After our analysis, we have identified several interesting insights about hotel bookings and cancellation rates. The two hotels are not direct competitors because they have different customers and positions. Resort Hotel is more family-oriented, serving the visitors spending their vacation, while City Hotel serves business travelers more. Moving forward, if both Resort Hotel and City Hotel want to lower customer cancellation rates to secure a stable demand, it can focus on customer groups that are repeated guests, corporate customers, and direct bookings, which all have lower cancellation rates compared to their counterparts.
In terms of market segment and distribution channels, the hotels should look into the undefined groups as they have an almost 100% cancellation rate. It also may be beneficial to look into why those that are assigned and reserved room type “P” cancel at almost a 100% rate as well. On top of this, customers in the transient category (short stays) had the highest cancellation rate at around 40%. This is expected as short stays tend to correlate with more unpredictable agendas.

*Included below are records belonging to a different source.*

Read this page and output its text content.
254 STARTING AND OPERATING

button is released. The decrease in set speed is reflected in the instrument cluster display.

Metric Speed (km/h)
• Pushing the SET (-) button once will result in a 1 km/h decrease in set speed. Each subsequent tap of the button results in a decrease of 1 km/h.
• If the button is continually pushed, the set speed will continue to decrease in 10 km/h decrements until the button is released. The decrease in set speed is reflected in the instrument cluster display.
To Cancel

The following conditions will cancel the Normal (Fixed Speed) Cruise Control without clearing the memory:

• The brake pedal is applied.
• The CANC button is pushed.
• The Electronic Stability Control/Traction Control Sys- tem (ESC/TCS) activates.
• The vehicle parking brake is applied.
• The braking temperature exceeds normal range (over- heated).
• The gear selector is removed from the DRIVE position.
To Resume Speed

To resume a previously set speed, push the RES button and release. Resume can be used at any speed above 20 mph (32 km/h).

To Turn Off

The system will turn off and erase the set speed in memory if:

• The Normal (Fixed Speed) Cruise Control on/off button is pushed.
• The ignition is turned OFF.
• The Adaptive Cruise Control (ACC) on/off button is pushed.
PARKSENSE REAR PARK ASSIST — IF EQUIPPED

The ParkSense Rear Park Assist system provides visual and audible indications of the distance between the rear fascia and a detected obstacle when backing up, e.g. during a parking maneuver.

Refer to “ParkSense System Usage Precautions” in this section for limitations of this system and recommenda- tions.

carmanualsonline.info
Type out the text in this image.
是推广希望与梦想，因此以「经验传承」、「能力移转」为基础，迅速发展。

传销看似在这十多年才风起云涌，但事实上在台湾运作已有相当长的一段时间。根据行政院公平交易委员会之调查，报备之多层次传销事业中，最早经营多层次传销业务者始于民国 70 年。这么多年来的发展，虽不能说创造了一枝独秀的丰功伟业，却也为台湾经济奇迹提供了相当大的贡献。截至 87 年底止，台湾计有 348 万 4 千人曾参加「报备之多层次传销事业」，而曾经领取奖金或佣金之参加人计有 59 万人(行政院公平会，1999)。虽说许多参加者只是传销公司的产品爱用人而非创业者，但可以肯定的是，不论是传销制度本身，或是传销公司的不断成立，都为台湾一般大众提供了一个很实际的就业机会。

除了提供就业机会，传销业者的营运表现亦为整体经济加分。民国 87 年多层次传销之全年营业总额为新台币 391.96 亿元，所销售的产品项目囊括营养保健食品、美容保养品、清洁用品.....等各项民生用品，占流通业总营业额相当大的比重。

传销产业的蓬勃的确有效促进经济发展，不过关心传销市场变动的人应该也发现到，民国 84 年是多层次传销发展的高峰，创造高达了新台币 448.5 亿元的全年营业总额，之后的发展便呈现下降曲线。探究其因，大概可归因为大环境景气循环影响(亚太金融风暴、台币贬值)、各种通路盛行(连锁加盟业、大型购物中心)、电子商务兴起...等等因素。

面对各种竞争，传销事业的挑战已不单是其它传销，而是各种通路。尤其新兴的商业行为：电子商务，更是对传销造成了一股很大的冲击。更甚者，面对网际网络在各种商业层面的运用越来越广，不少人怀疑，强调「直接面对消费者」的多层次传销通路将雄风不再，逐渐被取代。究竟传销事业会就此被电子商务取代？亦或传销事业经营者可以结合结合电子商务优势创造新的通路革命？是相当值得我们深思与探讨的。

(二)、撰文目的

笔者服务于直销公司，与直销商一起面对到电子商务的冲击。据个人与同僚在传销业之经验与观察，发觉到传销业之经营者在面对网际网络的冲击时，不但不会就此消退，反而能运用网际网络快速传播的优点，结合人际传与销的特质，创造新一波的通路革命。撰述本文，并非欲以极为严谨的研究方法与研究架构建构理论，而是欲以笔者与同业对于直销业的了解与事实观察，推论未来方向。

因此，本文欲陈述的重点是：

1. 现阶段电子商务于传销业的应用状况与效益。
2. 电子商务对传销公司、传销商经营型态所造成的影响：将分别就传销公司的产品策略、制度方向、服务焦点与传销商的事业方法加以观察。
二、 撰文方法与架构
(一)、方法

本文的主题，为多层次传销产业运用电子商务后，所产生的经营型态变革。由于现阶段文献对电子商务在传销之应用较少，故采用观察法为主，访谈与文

We found that ADR is not a good indicator of cancellation rate, so a new pricing scheme or price adjustments should not be needed in order to decrease cancellations.
One unsurprising factor that we found was that guests with a higher number of previous cancellations seem to cancel at higher rates than guests with a lower number of previous cancellations. In addition, guests with the FB meal plan tend to have higher rates of cancellation compared to the other meal plans, so it’s worth looking into to see if there is an underlying reason for this trend.
For lead time, we discovered that at greater lead times (300-700 days), the customer is more likely to cancel. From this and our jitter plot, we can say that as lead time decreases (customers book closer to their stay date) it is less likely that they will cancel.
One surprising insight that we found was related to cancellation rates and deposit types. We found that bookings that did not require deposits had a much lower cancellation rate than those that had a non-refundable deposit. The bookings that required non-refundable deposits actually had a almost 100% cancellation rate, while those bookings that did not require deposits had closer to a 30% cancellation rate. The hotels should look into which bookings require deposits and which ones don’t to further narrow down why those that require a non-refundable deposit have an extremely high cancellation rate.
One factor that we found had some level of correlation with cancellation rates was the total stay length. While shorter stays obviously still had cancellations, we found that canceling was more common among longer stays. On the flip side, shorter stays often brought pickier customers, as special requests tended to be higher for these stays. In order to minimize cancellations while also maximizing occupancy rates, hotels should try incentivizing medium length stays, as they tend to have lower special requests and cancellation rates.
When looking at the companies and agents who book frequently and generate a lot of revenue, we identified several agents and companies who have a 100% cancellation rate, indicating that some form of preventative action might be needed. We also identified frequent bookers and which ones spend more lavishly, so targeted advertising might be in order to increase profits with those agents and companies.
Overall, while we conducted our analysis with the assumption that cancellations were bad, cancellations could actually be beneficial if the right steps are taken. If the hotels require non-refundable deposits for bookings and then ultimately cancel, then that is added revenue towards the hotels. We can take the data that we collected to attach non-refundable deposits to those groups that have the highest rate of cancellations. The hotel can also utilize overbooking to maximize revenue generated and dampen the effects of cancellations.